Microchip develops PoE to USB-C adapter with 60W output
Exceeding the typical 25W output of USB-C adapters, Microchip’s PD-USB-DP60 is a PoE to USB-C adapter delivering up to 60W. It is, also, claims Microchip, the first IEEE 802.3bt PoE to USB Type-C power and data adapter.
As PoE becomes more prevalent and a more convenient solution to provide power over a standard Ethernet cable, it is the most practical solution to provide both power and data up to 100 meters. The PD-USB-DP60 adapter converts both power and data while offering up to 60W USB output power via an Ethernet cable supported by PoE infrastructure.
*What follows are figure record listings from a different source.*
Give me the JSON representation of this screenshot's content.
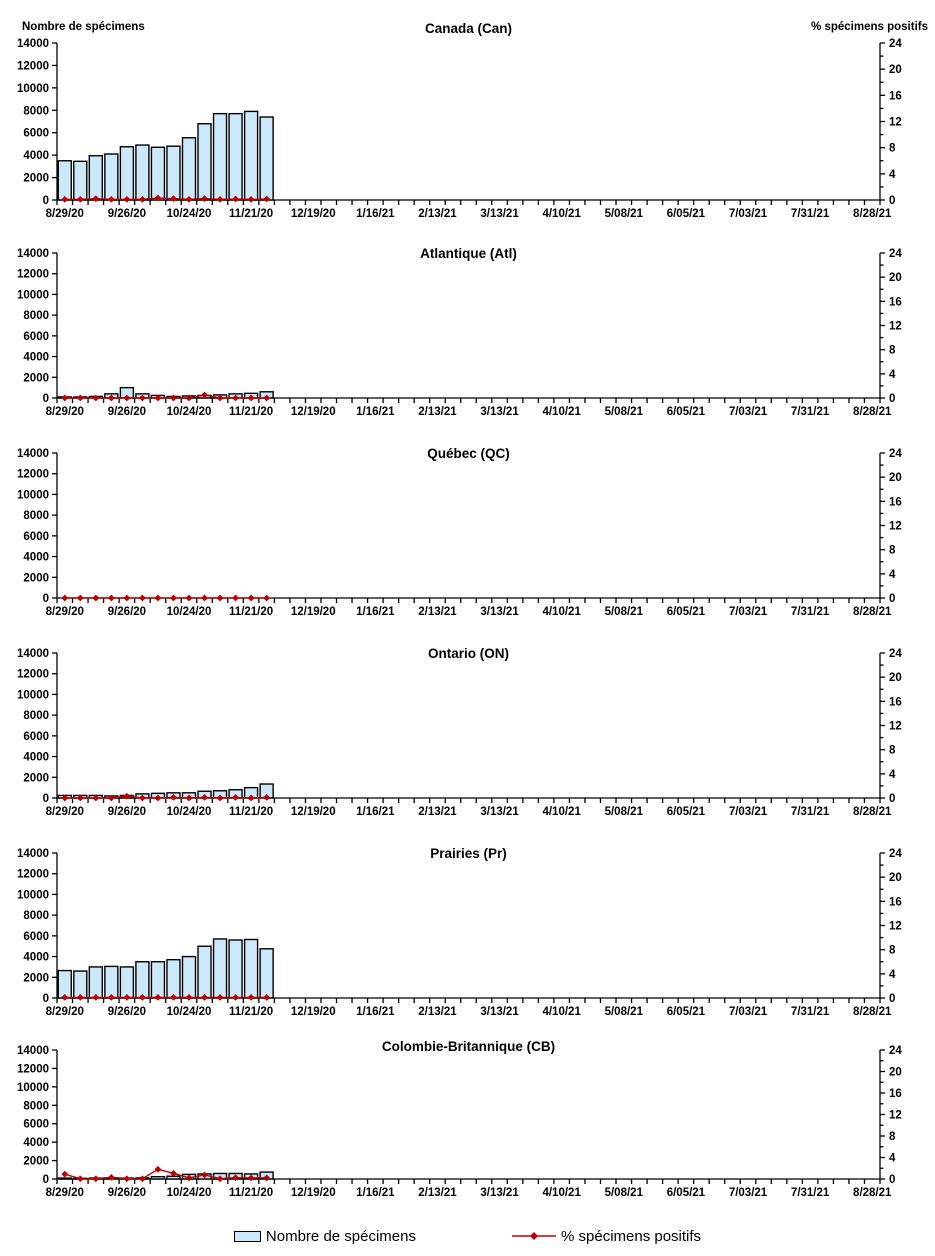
{
  "page": {
    "background": "#ffffff"
  },
  "colors": {
    "bar_fill": "#cce9fb",
    "bar_border": "#000000",
    "line": "#c00000",
    "axis": "#000000",
    "text": "#000000"
  },
  "axes": {
    "left_title": "Nombre de spécimens",
    "right_title": "% spécimens positifs",
    "left_max": 14000,
    "left_tick_step": 2000,
    "right_max": 24,
    "right_tick_step": 4,
    "right_minor_step": 2,
    "weeks_total": 53,
    "x_label_every_weeks": 4,
    "x_labels": [
      "8/29/20",
      "9/26/20",
      "10/24/20",
      "11/21/20",
      "12/19/20",
      "1/16/21",
      "2/13/21",
      "3/13/21",
      "4/10/21",
      "5/08/21",
      "6/05/21",
      "7/03/21",
      "7/31/21",
      "8/28/21"
    ]
  },
  "legend": {
    "specimens_label": "Nombre de spécimens",
    "positive_label": "% spécimens positifs"
  },
  "chart_data": [
    {
      "id": "canada",
      "type": "bar",
      "title": "Canada (Can)",
      "xlabel": "",
      "ylabel_left": "Nombre de spécimens",
      "ylabel_right": "% spécimens positifs",
      "ylim_left": [
        0,
        14000
      ],
      "ylim_right": [
        0,
        24
      ],
      "x_range": [
        "8/29/20",
        "8/28/21"
      ],
      "categories": [
        "8/29/20",
        "9/05/20",
        "9/12/20",
        "9/19/20",
        "9/26/20",
        "10/03/20",
        "10/10/20",
        "10/17/20",
        "10/24/20",
        "10/31/20",
        "11/07/20",
        "11/14/20",
        "11/21/20",
        "11/28/20"
      ],
      "series": [
        {
          "name": "Nombre de spécimens",
          "type": "bar",
          "axis": "left",
          "values": [
            3500,
            3450,
            3950,
            4100,
            4750,
            4900,
            4700,
            4800,
            5550,
            6800,
            7700,
            7700,
            7900,
            7400
          ]
        },
        {
          "name": "% spécimens positifs",
          "type": "line",
          "axis": "right",
          "values": [
            0.1,
            0.1,
            0.2,
            0.1,
            0.1,
            0.1,
            0.3,
            0.2,
            0.1,
            0.2,
            0.1,
            0.15,
            0.1,
            0.15
          ]
        }
      ]
    },
    {
      "id": "atlantique",
      "type": "bar",
      "title": "Atlantique (Atl)",
      "ylim_left": [
        0,
        14000
      ],
      "ylim_right": [
        0,
        24
      ],
      "x_range": [
        "8/29/20",
        "8/28/21"
      ],
      "categories": [
        "8/29/20",
        "9/05/20",
        "9/12/20",
        "9/19/20",
        "9/26/20",
        "10/03/20",
        "10/10/20",
        "10/17/20",
        "10/24/20",
        "10/31/20",
        "11/07/20",
        "11/14/20",
        "11/21/20",
        "11/28/20"
      ],
      "series": [
        {
          "name": "Nombre de spécimens",
          "type": "bar",
          "axis": "left",
          "values": [
            100,
            100,
            150,
            400,
            1000,
            400,
            250,
            150,
            200,
            250,
            300,
            400,
            450,
            600
          ]
        },
        {
          "name": "% spécimens positifs",
          "type": "line",
          "axis": "right",
          "values": [
            0,
            0,
            0,
            0,
            0,
            0,
            0,
            0,
            0,
            0.5,
            0,
            0,
            0,
            0
          ]
        }
      ]
    },
    {
      "id": "quebec",
      "type": "bar",
      "title": "Québec (QC)",
      "ylim_left": [
        0,
        14000
      ],
      "ylim_right": [
        0,
        24
      ],
      "x_range": [
        "8/29/20",
        "8/28/21"
      ],
      "categories": [
        "8/29/20",
        "9/05/20",
        "9/12/20",
        "9/19/20",
        "9/26/20",
        "10/03/20",
        "10/10/20",
        "10/17/20",
        "10/24/20",
        "10/31/20",
        "11/07/20",
        "11/14/20",
        "11/21/20",
        "11/28/20"
      ],
      "series": [
        {
          "name": "Nombre de spécimens",
          "type": "bar",
          "axis": "left",
          "values": [
            0,
            0,
            0,
            0,
            0,
            0,
            0,
            0,
            0,
            0,
            0,
            0,
            0,
            0
          ]
        },
        {
          "name": "% spécimens positifs",
          "type": "line",
          "axis": "right",
          "values": [
            0,
            0,
            0,
            0,
            0,
            0,
            0,
            0,
            0,
            0,
            0,
            0,
            0,
            0
          ]
        }
      ]
    },
    {
      "id": "ontario",
      "type": "bar",
      "title": "Ontario (ON)",
      "ylim_left": [
        0,
        14000
      ],
      "ylim_right": [
        0,
        24
      ],
      "x_range": [
        "8/29/20",
        "8/28/21"
      ],
      "categories": [
        "8/29/20",
        "9/05/20",
        "9/12/20",
        "9/19/20",
        "9/26/20",
        "10/03/20",
        "10/10/20",
        "10/17/20",
        "10/24/20",
        "10/31/20",
        "11/07/20",
        "11/14/20",
        "11/21/20",
        "11/28/20"
      ],
      "series": [
        {
          "name": "Nombre de spécimens",
          "type": "bar",
          "axis": "left",
          "values": [
            250,
            250,
            250,
            200,
            250,
            400,
            450,
            500,
            500,
            650,
            700,
            800,
            1000,
            1350
          ]
        },
        {
          "name": "% spécimens positifs",
          "type": "line",
          "axis": "right",
          "values": [
            0,
            0,
            0,
            0,
            0.3,
            0,
            0,
            0.1,
            0,
            0.1,
            0,
            0.1,
            0,
            0.1
          ]
        }
      ]
    },
    {
      "id": "prairies",
      "type": "bar",
      "title": "Prairies (Pr)",
      "ylim_left": [
        0,
        14000
      ],
      "ylim_right": [
        0,
        24
      ],
      "x_range": [
        "8/29/20",
        "8/28/21"
      ],
      "categories": [
        "8/29/20",
        "9/05/20",
        "9/12/20",
        "9/19/20",
        "9/26/20",
        "10/03/20",
        "10/10/20",
        "10/17/20",
        "10/24/20",
        "10/31/20",
        "11/07/20",
        "11/14/20",
        "11/21/20",
        "11/28/20"
      ],
      "series": [
        {
          "name": "Nombre de spécimens",
          "type": "bar",
          "axis": "left",
          "values": [
            2650,
            2600,
            3000,
            3050,
            3000,
            3500,
            3500,
            3700,
            4000,
            5000,
            5700,
            5600,
            5650,
            4750
          ]
        },
        {
          "name": "% spécimens positifs",
          "type": "line",
          "axis": "right",
          "values": [
            0.1,
            0.1,
            0.1,
            0.1,
            0.1,
            0.1,
            0.1,
            0.1,
            0.1,
            0.1,
            0.1,
            0.1,
            0.1,
            0.1
          ]
        }
      ]
    },
    {
      "id": "colombie-britannique",
      "type": "bar",
      "title": "Colombie-Britannique (CB)",
      "ylim_left": [
        0,
        14000
      ],
      "ylim_right": [
        0,
        24
      ],
      "x_range": [
        "8/29/20",
        "8/28/21"
      ],
      "categories": [
        "8/29/20",
        "9/05/20",
        "9/12/20",
        "9/19/20",
        "9/26/20",
        "10/03/20",
        "10/10/20",
        "10/17/20",
        "10/24/20",
        "10/31/20",
        "11/07/20",
        "11/14/20",
        "11/21/20",
        "11/28/20"
      ],
      "series": [
        {
          "name": "Nombre de spécimens",
          "type": "bar",
          "axis": "left",
          "values": [
            100,
            80,
            100,
            120,
            100,
            120,
            250,
            300,
            500,
            550,
            600,
            600,
            550,
            750
          ]
        },
        {
          "name": "% spécimens positifs",
          "type": "line",
          "axis": "right",
          "values": [
            0.9,
            0.05,
            0.05,
            0.3,
            0.05,
            0.05,
            1.8,
            1.05,
            0.2,
            0.75,
            0.05,
            0.25,
            0.2,
            0.2
          ]
        }
      ]
    }
  ]
}
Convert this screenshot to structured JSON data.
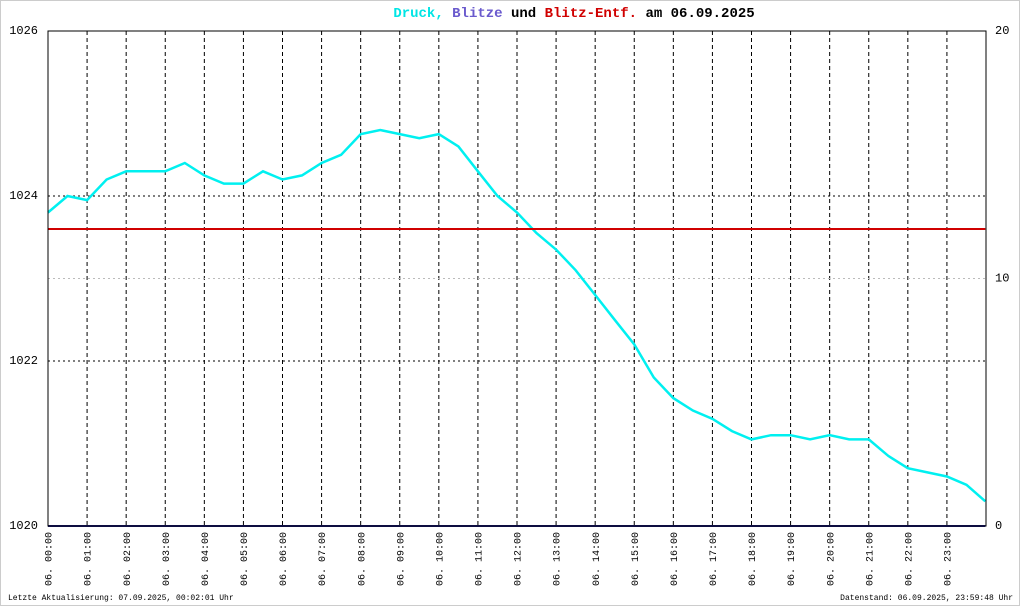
{
  "chart_data": {
    "type": "line",
    "title": [
      {
        "text": "Druck,",
        "color": "#00e5e5"
      },
      {
        "text": "Blitze",
        "color": "#6a5acd"
      },
      {
        "text": "und",
        "color": "#000000"
      },
      {
        "text": "Blitz-Entf.",
        "color": "#d00000"
      },
      {
        "text": "am 06.09.2025",
        "color": "#000000"
      }
    ],
    "footer_left": "Letzte Aktualisierung: 07.09.2025, 00:02:01 Uhr",
    "footer_right": "Datenstand: 06.09.2025, 23:59:48 Uhr",
    "xticks": [
      "06. 00:00",
      "06. 01:00",
      "06. 02:00",
      "06. 03:00",
      "06. 04:00",
      "06. 05:00",
      "06. 06:00",
      "06. 07:00",
      "06. 08:00",
      "06. 09:00",
      "06. 10:00",
      "06. 11:00",
      "06. 12:00",
      "06. 13:00",
      "06. 14:00",
      "06. 15:00",
      "06. 16:00",
      "06. 17:00",
      "06. 18:00",
      "06. 19:00",
      "06. 20:00",
      "06. 21:00",
      "06. 22:00",
      "06. 23:00"
    ],
    "ylim": [
      1020,
      1026
    ],
    "yticks": [
      1020,
      1022,
      1024,
      1026
    ],
    "y2lim": [
      0,
      20
    ],
    "y2ticks": [
      0,
      10,
      20
    ],
    "y2ticks_color": [
      "#000000",
      "#d00000",
      "#000000"
    ],
    "grid": true,
    "series": [
      {
        "name": "Druck",
        "color": "#00f0f0",
        "x": [
          "00:00",
          "00:30",
          "01:00",
          "01:30",
          "02:00",
          "02:30",
          "03:00",
          "03:30",
          "04:00",
          "04:30",
          "05:00",
          "05:30",
          "06:00",
          "06:30",
          "07:00",
          "07:30",
          "08:00",
          "08:30",
          "09:00",
          "09:30",
          "10:00",
          "10:30",
          "11:00",
          "11:30",
          "12:00",
          "12:30",
          "13:00",
          "13:30",
          "14:00",
          "14:30",
          "15:00",
          "15:30",
          "16:00",
          "16:30",
          "17:00",
          "17:30",
          "18:00",
          "18:30",
          "19:00",
          "19:30",
          "20:00",
          "20:30",
          "21:00",
          "21:30",
          "22:00",
          "22:30",
          "23:00",
          "23:30",
          "23:59"
        ],
        "values": [
          1023.8,
          1024.0,
          1023.95,
          1024.2,
          1024.3,
          1024.3,
          1024.3,
          1024.4,
          1024.25,
          1024.15,
          1024.15,
          1024.3,
          1024.2,
          1024.25,
          1024.4,
          1024.5,
          1024.75,
          1024.8,
          1024.75,
          1024.7,
          1024.75,
          1024.6,
          1024.3,
          1024.0,
          1023.8,
          1023.55,
          1023.35,
          1023.1,
          1022.8,
          1022.5,
          1022.2,
          1021.8,
          1021.55,
          1021.4,
          1021.3,
          1021.15,
          1021.05,
          1021.1,
          1021.1,
          1021.05,
          1021.1,
          1021.05,
          1021.05,
          1020.85,
          1020.7,
          1020.65,
          1020.6,
          1020.5,
          1020.3
        ]
      },
      {
        "name": "Blitze",
        "color": "#1a1a80",
        "axis": "y2",
        "x": [
          "00:00",
          "23:59"
        ],
        "values": [
          0,
          0
        ]
      },
      {
        "name": "Blitz-Entf.",
        "color": "#d00000",
        "axis": "y2",
        "x": [
          "00:00",
          "23:59"
        ],
        "values": [
          12,
          12
        ]
      }
    ]
  }
}
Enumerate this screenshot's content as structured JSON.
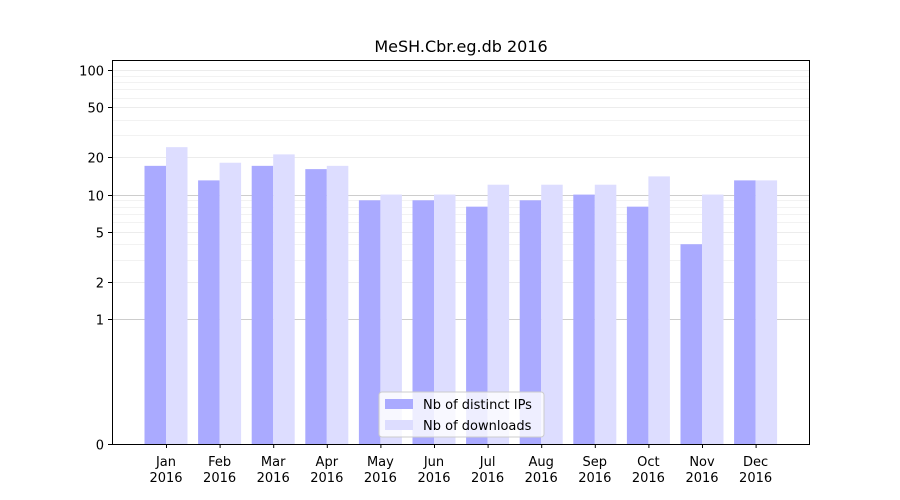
{
  "chart_data": {
    "type": "bar",
    "title": "MeSH.Cbr.eg.db 2016",
    "xlabel": "",
    "ylabel": "",
    "yscale": "symlog",
    "ylim": [
      0,
      120
    ],
    "yticks": [
      {
        "value": 0,
        "label": "0"
      },
      {
        "value": 1,
        "label": "1"
      },
      {
        "value": 2,
        "label": "2"
      },
      {
        "value": 5,
        "label": "5"
      },
      {
        "value": 10,
        "label": "10"
      },
      {
        "value": 20,
        "label": "20"
      },
      {
        "value": 50,
        "label": "50"
      },
      {
        "value": 100,
        "label": "100"
      }
    ],
    "grid": true,
    "legend_position": "bottom-center",
    "categories": [
      [
        "Jan",
        "2016"
      ],
      [
        "Feb",
        "2016"
      ],
      [
        "Mar",
        "2016"
      ],
      [
        "Apr",
        "2016"
      ],
      [
        "May",
        "2016"
      ],
      [
        "Jun",
        "2016"
      ],
      [
        "Jul",
        "2016"
      ],
      [
        "Aug",
        "2016"
      ],
      [
        "Sep",
        "2016"
      ],
      [
        "Oct",
        "2016"
      ],
      [
        "Nov",
        "2016"
      ],
      [
        "Dec",
        "2016"
      ]
    ],
    "series": [
      {
        "name": "Nb of distinct IPs",
        "color": "#aaaaff",
        "values": [
          17,
          13,
          17,
          16,
          9,
          9,
          8,
          9,
          10,
          8,
          4,
          13
        ]
      },
      {
        "name": "Nb of downloads",
        "color": "#ddddff",
        "values": [
          24,
          18,
          21,
          17,
          10,
          10,
          12,
          12,
          12,
          14,
          10,
          13
        ]
      }
    ]
  }
}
It can accept up to 90W of PoE and convert it to 60W output over USB-C that will power most cameras, laptops, tablets and other devices using USB-C for input power. The adapter simplifies installation by reducing dependency on AC infrastructure, explains Microchip, to smash the range limitation of three meters for power delivered over 100 meters.
The PD-USB-DP60 also enhances the remote power management capabilities of the USB-C power device. The remote power reset capability, provided by the PoE source, allows power cycling via web interface or Simple Network Management Protocol (SNMP) to reset the device, rather than having to manually unplug and restart at the location of the equipment.
The PoE to USB-C adapter can connect to a variety of PoE sources; it supports newer IEEE 802.3af/at/bt as well as legacy PoE standards.
Able to convert 90W input to 60W output enables devices requiring higher power charging to make use of PoE that could not have done so before, continued Microchip. The adapter can be paired with the company’s cost-effective, single-port and multi-port (up to 24) PoE injectors/midspans and switches that comply with IEEE 802.3af/at/bt industry standards and provide up to 90W power per port. If a lower power is needed to power the USB-C device, IEEE802.3af (15.4W) or IEEE802.3at (30W) PoE sources can be used.
Microchip also offers ICs that enable the PoE to USB-C adapter, including the PD70xxx family of PoE ICs and the LAN7800 USB-to-Ethernet bridge.
Functionality is enabled by Microchip’s Power Delivery Software Framework (PSF), an open source Power Delivery (PD) stack that runs on the UPD301C PD controller and provides full PD 3.0 capability and customization for Microchip’s PD controllers, microcontrollers and USB hubs.